The particular evil (or sin) of pride is likewise the absence (or twisting) of proper character or sentiment. For created beings (whether angels or humans), right character (righteousness) would be humility based on an accurate understanding of the glory, wisdom, and majesty of the Creator in relationship to the created. The lack of this proper humility and understanding is what we call pride, an elevating of self in one's own eyes. This sin came about as a result of a choice by Satan (and by Adam, as well as by each one of us). Thus pride (like other evil) was not created by God but came about as a result of the choices of created beings.

This leads naturally to the question of whether God couldn't/shouldn't have created a world in which creatures do not make sinful/evil choices. Today, philosophers of all stripes (that is, across the religious spectrum) acknowledge the credibility of the "free-will argument" offered by Alvin Plantinga (Dutch Reformed philosopher teaching at Notre Dame). He claimed that the existence of created beings with free will (and most agree that freedom of choice is a generally good thing, that a universe of puppets would be a dull one) necessarily entails the possibility that those free-will beings will make wrong choices (or "instantiate evil," as the philosophers would say).

So, God did not create pride or other evil, but He did create a universe in which pride and other sins would take place as a result of the choices of the sentient beings He made. For many, this still leaves God to be blamed for the pain and suffering of this world. And this complaint might be legitimate if this world were all there is. The other important part of the Christian answer is that there is another, better world waiting, one in which there will be no sin or evil. Passing through this world, then, is merely the necessary route to that eternal one. And Scripture repeatedly says that the suffering of this world will be as nothing compared to the joy, peace, and glory of that one.

Of course, another part of the Christian answer is that the only solution to the problem of evil that is both just and holy is the substitutionary suffering and death of Christ on the cross at Calvary. In a world of pain and suffering, God took his own medicine (as C.S. Lweis has it). What's more, the Bible makes clear that God had this solution planned from "before the foundation of the world," which I take to mean before the earth was created and before Adam sinned.

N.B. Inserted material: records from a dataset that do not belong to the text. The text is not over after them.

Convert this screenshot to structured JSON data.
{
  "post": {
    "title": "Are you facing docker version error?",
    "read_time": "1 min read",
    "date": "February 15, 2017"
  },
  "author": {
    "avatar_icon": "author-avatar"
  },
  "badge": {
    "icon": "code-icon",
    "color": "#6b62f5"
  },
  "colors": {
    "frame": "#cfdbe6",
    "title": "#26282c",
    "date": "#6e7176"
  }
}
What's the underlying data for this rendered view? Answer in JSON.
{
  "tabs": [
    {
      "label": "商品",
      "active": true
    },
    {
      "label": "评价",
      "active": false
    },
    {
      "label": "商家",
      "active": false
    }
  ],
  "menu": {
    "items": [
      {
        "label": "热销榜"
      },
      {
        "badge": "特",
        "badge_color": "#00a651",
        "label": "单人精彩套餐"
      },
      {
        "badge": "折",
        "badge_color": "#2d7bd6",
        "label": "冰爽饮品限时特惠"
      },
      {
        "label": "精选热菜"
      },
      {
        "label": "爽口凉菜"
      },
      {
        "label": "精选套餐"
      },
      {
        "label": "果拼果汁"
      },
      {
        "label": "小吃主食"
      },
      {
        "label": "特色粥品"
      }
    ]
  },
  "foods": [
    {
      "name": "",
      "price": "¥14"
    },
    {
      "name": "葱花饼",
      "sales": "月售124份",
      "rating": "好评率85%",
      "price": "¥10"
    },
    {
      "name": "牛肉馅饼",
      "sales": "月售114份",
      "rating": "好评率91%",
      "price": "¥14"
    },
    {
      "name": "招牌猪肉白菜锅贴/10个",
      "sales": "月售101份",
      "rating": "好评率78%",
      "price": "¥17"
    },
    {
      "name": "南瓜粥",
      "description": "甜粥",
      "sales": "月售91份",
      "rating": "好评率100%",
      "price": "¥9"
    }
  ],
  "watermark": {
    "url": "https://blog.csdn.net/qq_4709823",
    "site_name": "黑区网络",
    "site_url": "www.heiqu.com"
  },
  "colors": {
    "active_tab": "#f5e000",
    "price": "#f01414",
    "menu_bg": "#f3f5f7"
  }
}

As a side note, there's seems to be a significant difference between angels and humans with regard to choosing sin. We sin, but God offers us redemption. For the angels who rebelled, there does not seem to be a possibility of redemption. Moreover, it seems that angels are all by now confirmed either in their obedience or their rebellion to God (there does not seem to be any more potential for good angels to choose evil). Thus, all of the angels (both good and fallen) are spectators to rather than participants in the events by which God has redeemed and is redeeming fallen humans.

I hope some of this moves the discussion along a bit. I'd be glad to continue the dialogue.